E assim, se Clemente ou Lucas estivessem envolvidos na produção do livro de Hebreus existente, ele teria liberdade para trabalhar com o material de Paulo, a ponto de ser um autor, não um tradutor por qualquer definição moderna. .
Barnabé
O pai da igreja Tertuliano mencionou que Barnabé, companheiro de viagem de Paulo em sua primeira missão aos gentios, foi o autor de Hebreus.
A associação de Barnabé com o livro de Hebreus pode ser porque ele foi descrito como um “filho de encorajamento” (Atos 4:36), e Hebreus 13:22 descreve a carta como uma palavra de encorajamento (ou exortação).
Além disso, Barnabé é referido como um “apóstolo” (At 14:14) e, sendo um levita (At 4:36), teria tido o interesse e conhecimento sobre o sacerdócio que forma um tema tão dominante em Hebreus.
Timóteo
Uma teoria recente sugere que Timóteo escreveu Hebreus, exceto pelos versos finais que Paulo anexou onde Timóteo é mencionado pelo nome.
Embora Timóteo fosse um amigo íntimo de Paulo, ele era de Listra, uma pequena cidade na Ásia Menor, onde é improvável que ele pudesse ter recebido o treinamento retórico formal refletido em Hebreus.
Além disso, é duvidoso que Timóteo tivesse alguma conexão com Alexandria, embora essa conexão possa não ser necessária.
O que sabemos de Apolo combina mais com o que vemos em Hebreus do que com o que sabemos de Timóteo.
Priscilla
A intrigante teoria apresentada em tempos mais modernos pelo estudioso bíblico alemão Adolf Harnack argumentava que Hebreus foi escrito por Priscila, a mulher que, junto com seu marido, Áquila, era um colaborador próximo de Paulo.
Embora a ideia de Harnack tenha gerado muita discussão em sua época, o autor se refere a si mesmo em Hebreus 11:32, usando um particípio masculino no original grego, e não há evidência manuscrita de uma variante feminina.
O argumento de Harnack de que Priscilla deliberadamente disfarçou seu gênero usando o gênero masculino é pura especulação, e sua teoria continua sendo uma curiosidade da erudição do Novo Testamento.
Então, quem realmente escreveu o livro de Hebreus?
Clemente?
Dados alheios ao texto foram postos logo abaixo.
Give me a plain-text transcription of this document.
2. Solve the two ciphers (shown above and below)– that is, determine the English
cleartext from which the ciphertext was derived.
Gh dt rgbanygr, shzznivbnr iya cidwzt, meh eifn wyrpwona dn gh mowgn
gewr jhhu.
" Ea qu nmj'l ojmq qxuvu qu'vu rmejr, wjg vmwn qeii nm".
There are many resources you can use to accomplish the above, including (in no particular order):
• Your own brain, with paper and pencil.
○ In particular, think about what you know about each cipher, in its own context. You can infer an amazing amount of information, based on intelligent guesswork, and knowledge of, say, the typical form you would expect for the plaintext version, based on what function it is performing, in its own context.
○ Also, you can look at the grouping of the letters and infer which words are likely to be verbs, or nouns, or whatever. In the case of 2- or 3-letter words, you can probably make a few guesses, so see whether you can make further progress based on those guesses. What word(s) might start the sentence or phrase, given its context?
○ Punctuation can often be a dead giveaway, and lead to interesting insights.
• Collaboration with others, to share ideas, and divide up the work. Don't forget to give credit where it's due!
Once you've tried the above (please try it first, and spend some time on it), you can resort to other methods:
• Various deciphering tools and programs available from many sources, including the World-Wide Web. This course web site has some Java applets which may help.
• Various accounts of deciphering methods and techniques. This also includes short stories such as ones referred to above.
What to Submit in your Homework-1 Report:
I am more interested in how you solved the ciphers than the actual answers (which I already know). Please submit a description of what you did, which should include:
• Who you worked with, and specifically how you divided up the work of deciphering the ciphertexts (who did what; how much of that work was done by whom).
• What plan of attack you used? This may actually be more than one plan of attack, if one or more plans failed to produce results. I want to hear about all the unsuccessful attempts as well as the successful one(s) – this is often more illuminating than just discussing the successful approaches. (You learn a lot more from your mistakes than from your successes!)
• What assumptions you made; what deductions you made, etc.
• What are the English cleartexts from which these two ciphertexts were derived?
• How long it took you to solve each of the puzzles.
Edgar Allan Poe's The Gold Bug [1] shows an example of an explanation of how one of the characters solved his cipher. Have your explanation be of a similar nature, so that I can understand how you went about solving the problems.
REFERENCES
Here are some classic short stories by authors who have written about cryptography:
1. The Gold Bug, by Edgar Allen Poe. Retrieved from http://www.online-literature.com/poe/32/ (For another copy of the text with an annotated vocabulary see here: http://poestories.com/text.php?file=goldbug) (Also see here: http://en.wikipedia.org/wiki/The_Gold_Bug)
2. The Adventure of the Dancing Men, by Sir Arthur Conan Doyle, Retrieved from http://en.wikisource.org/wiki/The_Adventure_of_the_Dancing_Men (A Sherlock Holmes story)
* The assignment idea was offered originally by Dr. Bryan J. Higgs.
Paulo? Lucas? Timóteo? Barnabé? Apolo?
Apesar do peso da inferência acadêmica, o livro de Hebreus de fato não nomeia seu autor. E assim, se você já foi perguntado sobre a autoria de Hebreus, a resposta correta é bem expressa pelo pai da igreja Orígenes (185 dC? – 254?), que disse, de acordo com Eusébio:
“Quem escreveu a epístola de Hebreus? Na verdade, só Deus sabe!”.